Snowless Philly winter evidently good for Arctic ice
It was so warm around here because it was so cold up there.
A major reason that Philadelphia ended the winter with a paltry 0.3 inches of snow — that’s about the thickness of a gingersnap — was the persistence with which the polar vortex swirled around the Arctic.
The vortex for the most part kept frigid air imprisoned in the high latitudes, depriving the East Coast and much of the country of snow-making cold air. Nationally it was the sixth-warmest Dec. 1-March 1 in 125 years of records, according to the National Centers for Environmental Information.
That pattern, however, evidently was favorable for building Arctic ice, which reached its largest extent since 2013, the National Snow and Ice Data Center reported Tuesday.
Not only did the vortex keep the cold air bottled up way up there, it “also deflected any incursions of warm air from lower latitudes,” said Judah Cohen, a scientist with Atmospheric and Environmental Research in Massachusetts.
“Together they have been very supportive of ice growth and preventing anomalous melting.”
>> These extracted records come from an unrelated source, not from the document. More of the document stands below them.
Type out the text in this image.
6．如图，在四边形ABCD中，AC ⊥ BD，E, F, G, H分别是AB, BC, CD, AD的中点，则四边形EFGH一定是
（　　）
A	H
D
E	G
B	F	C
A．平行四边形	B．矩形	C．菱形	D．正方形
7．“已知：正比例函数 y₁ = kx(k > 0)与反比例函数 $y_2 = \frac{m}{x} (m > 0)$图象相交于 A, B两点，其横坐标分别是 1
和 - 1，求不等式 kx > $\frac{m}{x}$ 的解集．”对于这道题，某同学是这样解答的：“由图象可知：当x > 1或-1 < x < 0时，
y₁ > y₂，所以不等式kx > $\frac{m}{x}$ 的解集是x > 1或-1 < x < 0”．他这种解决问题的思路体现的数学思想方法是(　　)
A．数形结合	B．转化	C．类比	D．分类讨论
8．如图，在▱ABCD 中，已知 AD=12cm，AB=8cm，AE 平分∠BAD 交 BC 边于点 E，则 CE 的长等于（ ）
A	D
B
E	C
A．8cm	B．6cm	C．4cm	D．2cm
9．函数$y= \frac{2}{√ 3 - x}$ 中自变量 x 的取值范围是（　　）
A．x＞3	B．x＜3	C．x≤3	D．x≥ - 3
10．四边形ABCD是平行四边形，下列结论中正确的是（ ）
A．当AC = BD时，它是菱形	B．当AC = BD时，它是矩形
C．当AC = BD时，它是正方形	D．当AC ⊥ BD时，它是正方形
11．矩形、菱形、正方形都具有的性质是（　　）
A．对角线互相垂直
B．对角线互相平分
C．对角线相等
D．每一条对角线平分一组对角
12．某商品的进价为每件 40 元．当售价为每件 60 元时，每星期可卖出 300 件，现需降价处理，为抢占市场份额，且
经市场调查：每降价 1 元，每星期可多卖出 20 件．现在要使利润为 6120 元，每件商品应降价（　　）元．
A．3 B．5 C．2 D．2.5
All that said, the ice extent still ranked as the 11th-lowest in the 42 years of satellite record-keeping, the center said. And it isn’t possible to predict just how much of the ice will survive the Northern Hemisphere summer, said the center’s Walt Meier.
He also noted that the date on which the ice reached its maximum, March 5, was tied for the eighth-earliest on record.
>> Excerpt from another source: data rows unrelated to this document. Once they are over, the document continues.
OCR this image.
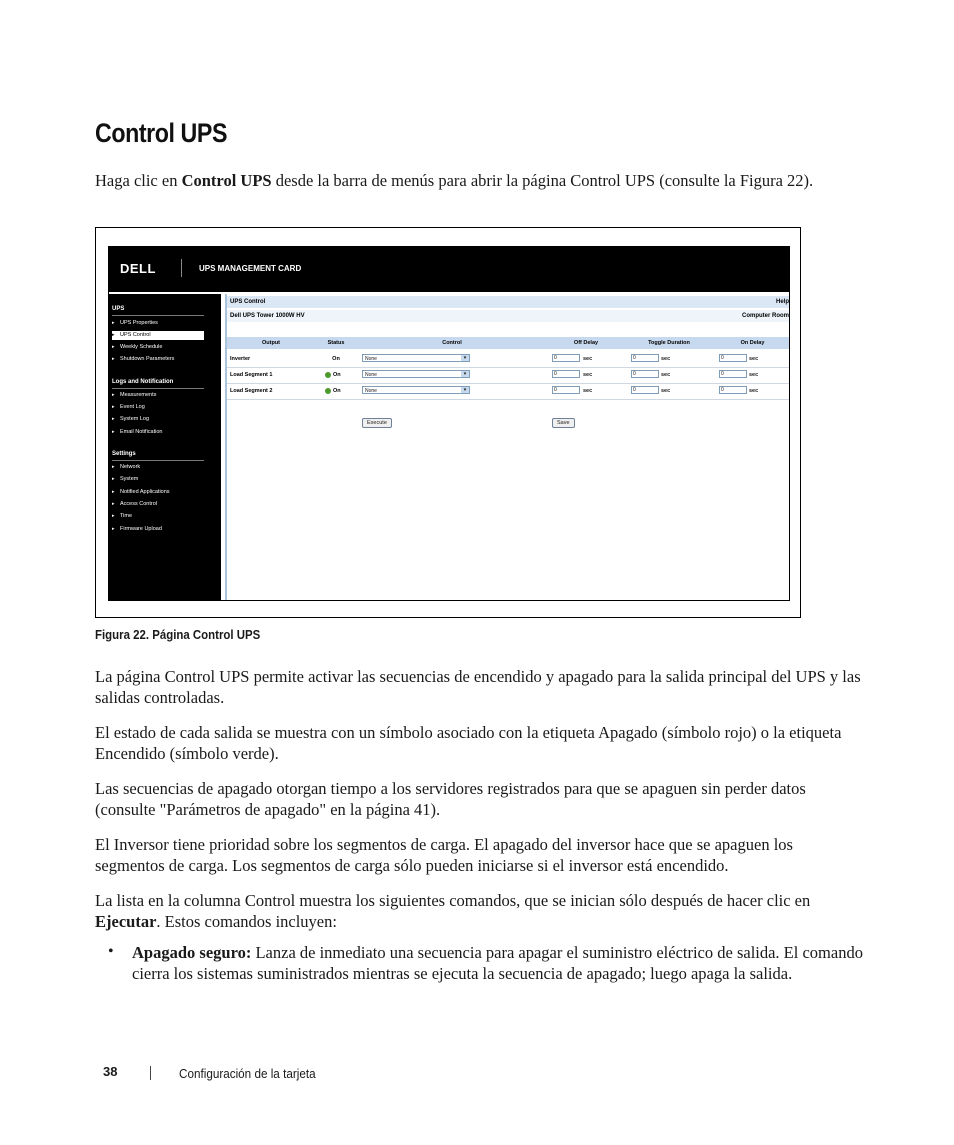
Control UPS

Haga clic en Control UPS desde la barra de menús para abrir la página Control UPS (consulte la Figura 22).

DELL	UPS MANAGEMENT CARD
UPS
▸ UPS Properties
▸ UPS Control
▸ Weekly Schedule
▸ Shutdown Parameters
Logs and Notification
▸ Measurements
▸ Event Log
▸ System Log
▸ Email Notification
Settings
▸ Network
▸ System
▸ Notified Applications
▸ Access Control
▸ Time
▸ Firmware Upload
UPS Control	Help
Dell UPS Tower 1000W HV	Computer Room
Output	Status	Control	Off Delay	Toggle Duration	On Delay
Inverter	On	None	▾	0	sec	0	sec	0	sec
Load Segment 1	On	None	▾	0	sec	0	sec	0	sec
Load Segment 2	On	None	▾	0	sec	0	sec	0	sec
Execute	Save

Figura 22. Página Control UPS

La página Control UPS permite activar las secuencias de encendido y apagado para la salida principal del UPS y las salidas controladas.

El estado de cada salida se muestra con un símbolo asociado con la etiqueta Apagado (símbolo rojo) o la etiqueta Encendido (símbolo verde).

Las secuencias de apagado otorgan tiempo a los servidores registrados para que se apaguen sin perder datos (consulte "Parámetros de apagado" en la página 41).

El Inversor tiene prioridad sobre los segmentos de carga. El apagado del inversor hace que se apaguen los segmentos de carga. Los segmentos de carga sólo pueden iniciarse si el inversor está encendido.

La lista en la columna Control muestra los siguientes comandos, que se inician sólo después de hacer clic en Ejecutar. Estos comandos incluyen:

• Apagado seguro: Lanza de inmediato una secuencia para apagar el suministro eléctrico de salida. El comando cierra los sistemas suministrados mientras se ejecuta la secuencia de apagado; luego apaga la salida.

38	Configuración de la tarjeta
The earliest was Feb. 24, in 1996, which happened to be during one of the snowiest winters on record in Philadelphia. Interestingly, the latest was March 24 of the following year, which wasn’t particularly snowy.
Nor was the winter of 2019-20. For snow deprivation, the official total of 0.3 at Philadelphia International Airport was second only to the “trace” of 1972-73.
And, yes, the forecast remains flakeless, the government saying odds favor a warmer-than-normal April.